Download Code Gray Book in PDF, Epub and Kindle

"A medical memoir focusing on one emergency room doctor's shift in an urban ER follows the experiences of real patients and focuses on the story of a forty-three-year-old woman who arrives in sudden cardiac arrest and the challenges it presents for physicians."--

Read On...Life Stories

Read On...Life Stories
Author: Rosalind Reisner
Publisher: Libraries Unlimited
Total Pages: 200
Release: 2009-09-23
Genre: Language Arts & Disciplines
ISBN:

Download Read On...Life Stories Book in PDF, Epub and Kindle

Scores of appeal-based reading lists cover topics you'll never find in the library catalog—from extraordinary women and overcoming adversity to sports talk, spiritual journeys, and luminous prose.
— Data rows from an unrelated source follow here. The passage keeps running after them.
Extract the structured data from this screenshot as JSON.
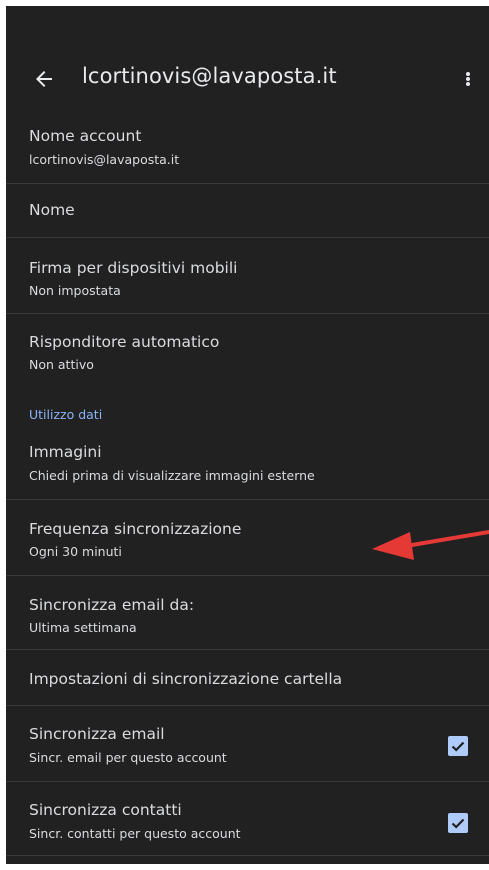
{
  "header": {
    "title": "lcortinovis@lavaposta.it",
    "back_icon": "arrow-back-icon",
    "menu_icon": "more-vert-icon"
  },
  "settings": [
    {
      "title": "Nome account",
      "subtitle": "lcortinovis@lavaposta.it"
    },
    {
      "title": "Nome"
    },
    {
      "title": "Firma per dispositivi mobili",
      "subtitle": "Non impostata"
    },
    {
      "title": "Risponditore automatico",
      "subtitle": "Non attivo"
    },
    {
      "title": "Immagini",
      "subtitle": "Chiedi prima di visualizzare immagini esterne"
    },
    {
      "title": "Frequenza sincronizzazione",
      "subtitle": "Ogni 30 minuti"
    },
    {
      "title": "Sincronizza email da:",
      "subtitle": "Ultima settimana"
    },
    {
      "title": "Impostazioni di sincronizzazione cartella"
    },
    {
      "title": "Sincronizza email",
      "subtitle": "Sincr. email per questo account",
      "checked": true
    },
    {
      "title": "Sincronizza contatti",
      "subtitle": "Sincr. contatti per questo account",
      "checked": true
    }
  ],
  "section_header": "Utilizzo dati",
  "colors": {
    "background": "#212121",
    "accent": "#8ab4f8",
    "checkbox": "#aecbfa",
    "annotation_arrow": "#e53935"
  }
}
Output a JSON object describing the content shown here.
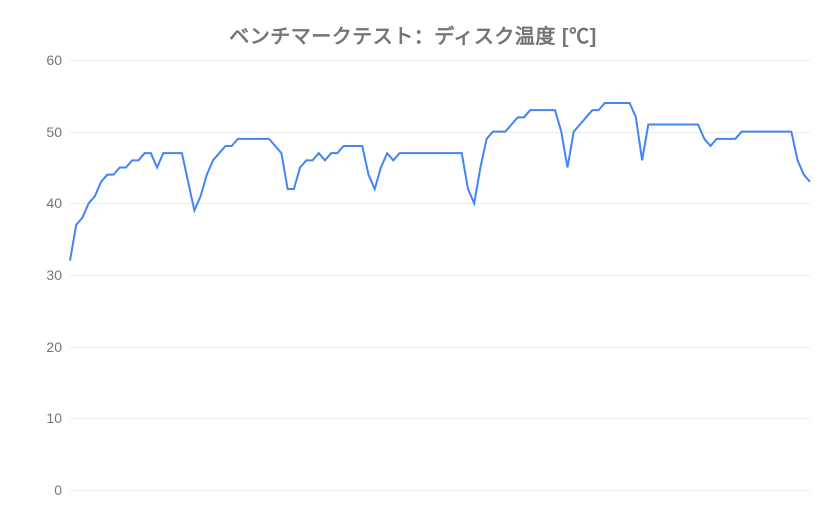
{
  "chart_data": {
    "type": "line",
    "title": "ベンチマークテスト：ディスク温度 [℃]",
    "xlabel": "",
    "ylabel": "",
    "ylim": [
      0,
      60
    ],
    "yticks": [
      0,
      10,
      20,
      30,
      40,
      50,
      60
    ],
    "x": [
      0,
      1,
      2,
      3,
      4,
      5,
      6,
      7,
      8,
      9,
      10,
      11,
      12,
      13,
      14,
      15,
      16,
      17,
      18,
      19,
      20,
      21,
      22,
      23,
      24,
      25,
      26,
      27,
      28,
      29,
      30,
      31,
      32,
      33,
      34,
      35,
      36,
      37,
      38,
      39,
      40,
      41,
      42,
      43,
      44,
      45,
      46,
      47,
      48,
      49,
      50,
      51,
      52,
      53,
      54,
      55,
      56,
      57,
      58,
      59,
      60,
      61,
      62,
      63,
      64,
      65,
      66,
      67,
      68,
      69,
      70,
      71,
      72,
      73,
      74,
      75,
      76,
      77,
      78,
      79,
      80,
      81,
      82,
      83,
      84,
      85,
      86,
      87,
      88,
      89,
      90,
      91,
      92,
      93,
      94,
      95,
      96,
      97,
      98,
      99,
      100,
      101,
      102,
      103,
      104,
      105,
      106,
      107,
      108,
      109,
      110,
      111,
      112,
      113,
      114,
      115,
      116,
      117,
      118,
      119
    ],
    "values": [
      32,
      37,
      38,
      40,
      41,
      43,
      44,
      44,
      45,
      45,
      46,
      46,
      47,
      47,
      45,
      47,
      47,
      47,
      47,
      43,
      39,
      41,
      44,
      46,
      47,
      48,
      48,
      49,
      49,
      49,
      49,
      49,
      49,
      48,
      47,
      42,
      42,
      45,
      46,
      46,
      47,
      46,
      47,
      47,
      48,
      48,
      48,
      48,
      44,
      42,
      45,
      47,
      46,
      47,
      47,
      47,
      47,
      47,
      47,
      47,
      47,
      47,
      47,
      47,
      42,
      40,
      45,
      49,
      50,
      50,
      50,
      51,
      52,
      52,
      53,
      53,
      53,
      53,
      53,
      50,
      45,
      50,
      51,
      52,
      53,
      53,
      54,
      54,
      54,
      54,
      54,
      52,
      46,
      51,
      51,
      51,
      51,
      51,
      51,
      51,
      51,
      51,
      49,
      48,
      49,
      49,
      49,
      49,
      50,
      50,
      50,
      50,
      50,
      50,
      50,
      50,
      50,
      46,
      44,
      43
    ],
    "line_color": "#4285f4"
  }
}
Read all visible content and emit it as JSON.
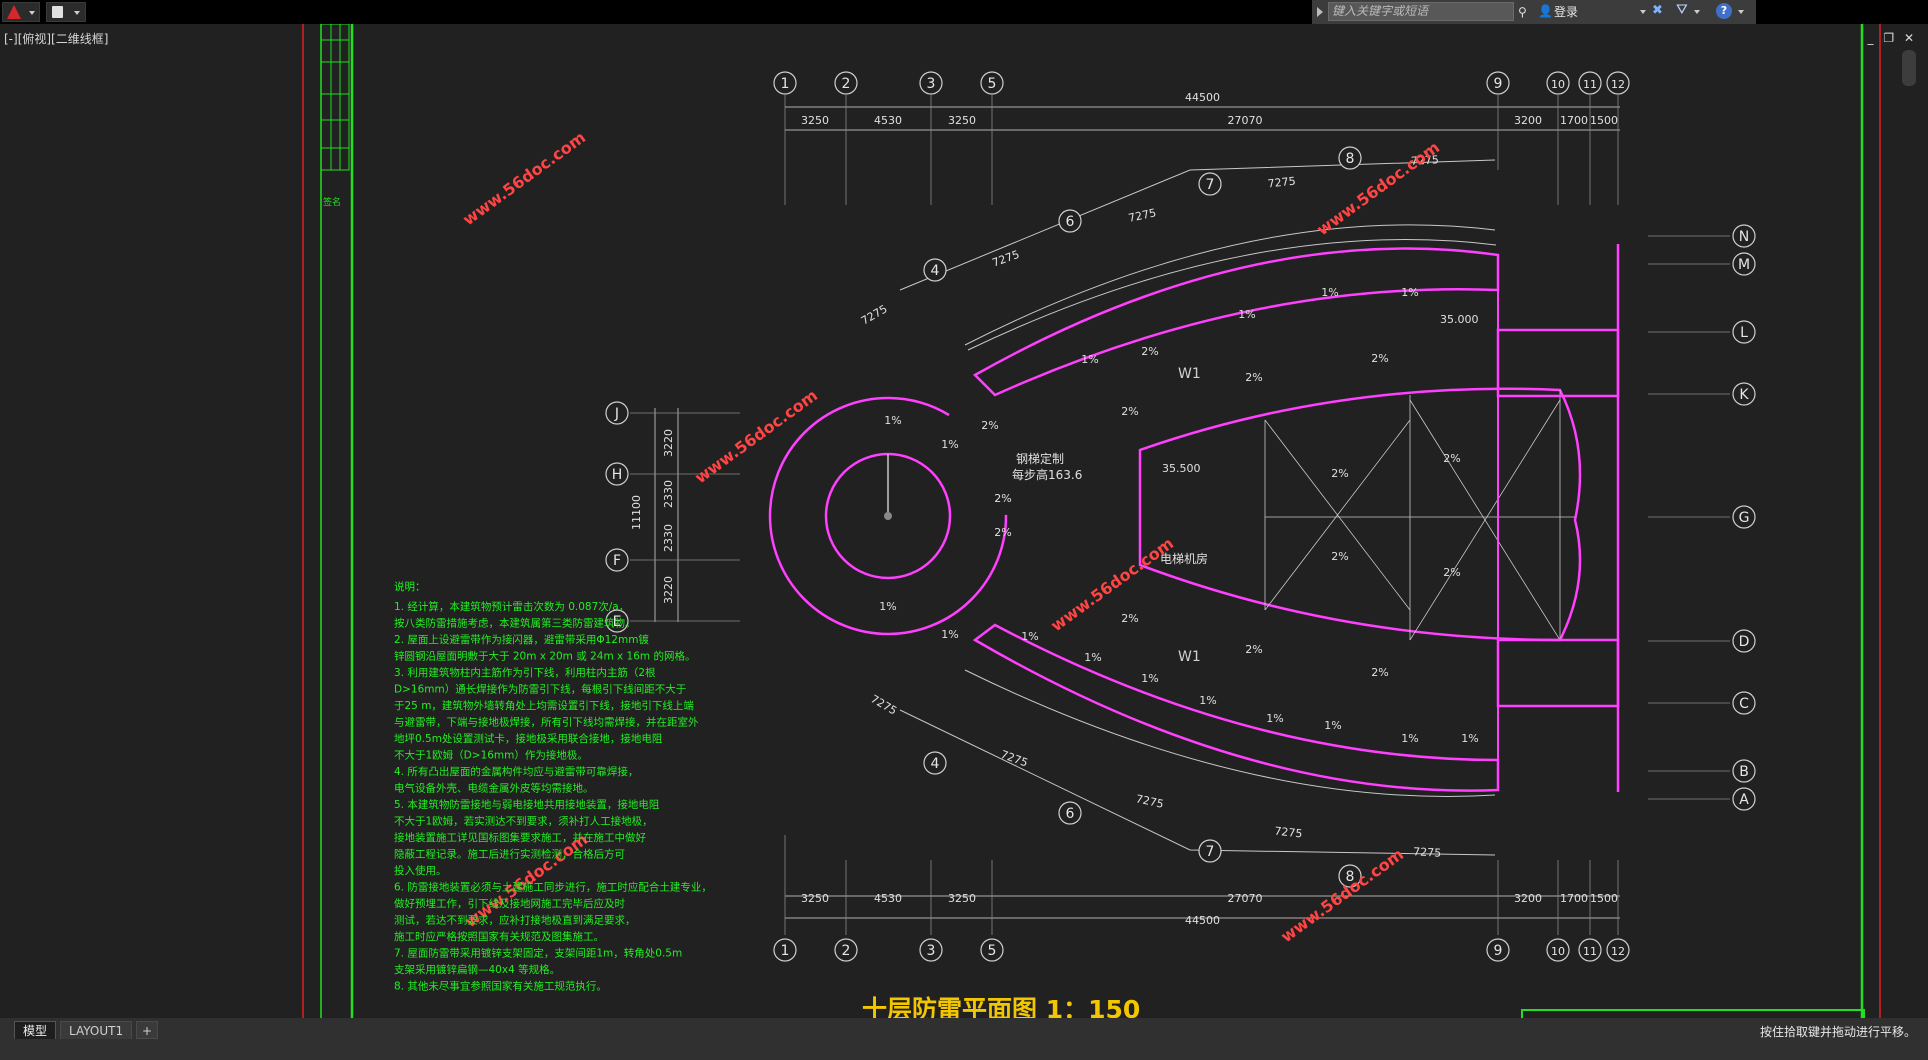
{
  "app": {
    "search_placeholder": "键入关键字或短语",
    "login_label": "登录",
    "viewport_label": "[-][俯视][二维线框]",
    "window_controls": [
      "_",
      "❐",
      "✕"
    ]
  },
  "tabs": {
    "model": "模型",
    "layout1": "LAYOUT1",
    "add": "+"
  },
  "status": {
    "message": "按住拾取键并拖动进行平移。"
  },
  "drawing": {
    "title": "十层防雷平面图 1：150",
    "axes_top": [
      "1",
      "2",
      "3",
      "5",
      "9",
      "10",
      "11",
      "12"
    ],
    "axes_left": [
      "J",
      "H",
      "F",
      "E"
    ],
    "axes_right": [
      "N",
      "M",
      "L",
      "K",
      "G",
      "D",
      "C",
      "B",
      "A"
    ],
    "radial_axes": [
      "4",
      "6",
      "7",
      "8"
    ],
    "dims_top": [
      "3250",
      "4530",
      "3250",
      "27070",
      "3200",
      "1700",
      "1500"
    ],
    "dims_bottom": [
      "3250",
      "4530",
      "3250",
      "27070",
      "3200",
      "1700",
      "1500"
    ],
    "total_dim": "44500",
    "arc_dims": [
      "7275",
      "7275",
      "7275",
      "7275",
      "7275"
    ],
    "left_dims": [
      "3220",
      "2330",
      "2330",
      "3220"
    ],
    "left_total": "11100",
    "slopes": [
      "1%",
      "2%"
    ],
    "roof_label": "W1",
    "elev1": "35.000",
    "elev2": "35.500",
    "elev3": "35.500",
    "text_gangti": "钢梯定制",
    "text_buchang": "每步高163.6",
    "text_dianti": "电梯机房",
    "watermark": "www.56doc.com",
    "notes_heading": "说明：",
    "notes": [
      "1. 经计算，本建筑物预计雷击次数为 0.087次/a，",
      "   按八类防雷措施考虑，本建筑属第三类防雷建筑物。",
      "2. 屋面上设避雷带作为接闪器，避雷带采用Φ12mm镀",
      "   锌圆钢沿屋面明敷于大于 20m x 20m 或 24m x 16m 的网格。",
      "3. 利用建筑物柱内主筋作为引下线，利用柱内主筋（2根",
      "   D>16mm）通长焊接作为防雷引下线，每根引下线间距不大于",
      "   于25 m，建筑物外墙转角处上均需设置引下线，接地引下线上端",
      "   与避雷带，下端与接地极焊接，所有引下线均需焊接，并在距室外",
      "   地坪0.5m处设置测试卡，接地极采用联合接地，接地电阻",
      "   不大于1欧姆（D>16mm）作为接地极。",
      "4. 所有凸出屋面的金属构件均应与避雷带可靠焊接，",
      "   电气设备外壳、电缆金属外皮等均需接地。",
      "5. 本建筑物防雷接地与弱电接地共用接地装置，接地电阻",
      "   不大于1欧姆，若实测达不到要求，须补打人工接地极，",
      "   接地装置施工详见国标图集要求施工，并在施工中做好",
      "   隐蔽工程记录。施工后进行实测检测，合格后方可",
      "   投入使用。",
      "6. 防雷接地装置必须与土建施工同步进行，施工时应配合土建专业，",
      "   做好预埋工作，引下线及接地网施工完毕后应及时",
      "   测试，若达不到要求，应补打接地极直到满足要求，",
      "   施工时应严格按照国家有关规范及图集施工。",
      "7. 屋面防雷带采用镀锌支架固定，支架间距1m，转角处0.5m",
      "   支架采用镀锌扁钢—40x4 等规格。",
      "8. 其他未尽事宜参照国家有关施工规范执行。"
    ]
  }
}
With the genre of memoirs filled with so many titles and from such a variety of authors, it is hard to grasp what's available and what's worth reading. For all those who love delving into the lives of others, this Read On... volume offers help. Read On...Life Stories: Reading Lists for Every Taste offers brief descriptions of nearly 450 published memoirs, from classics like The Autobiography of Benjamin Franklin, to recent bestsellers like John Grogan's Marley and Me and Julie Andrews' Home. Titles are grouped together by their appeal to readers, and there is something for everyone: humorous memoirs, thrilling adventure stories, chatty celebrity reminiscences, cathartic dramas of family dysfunction, fascinating career retrospectives, and insightful stories of family and personal lives in many eras and places.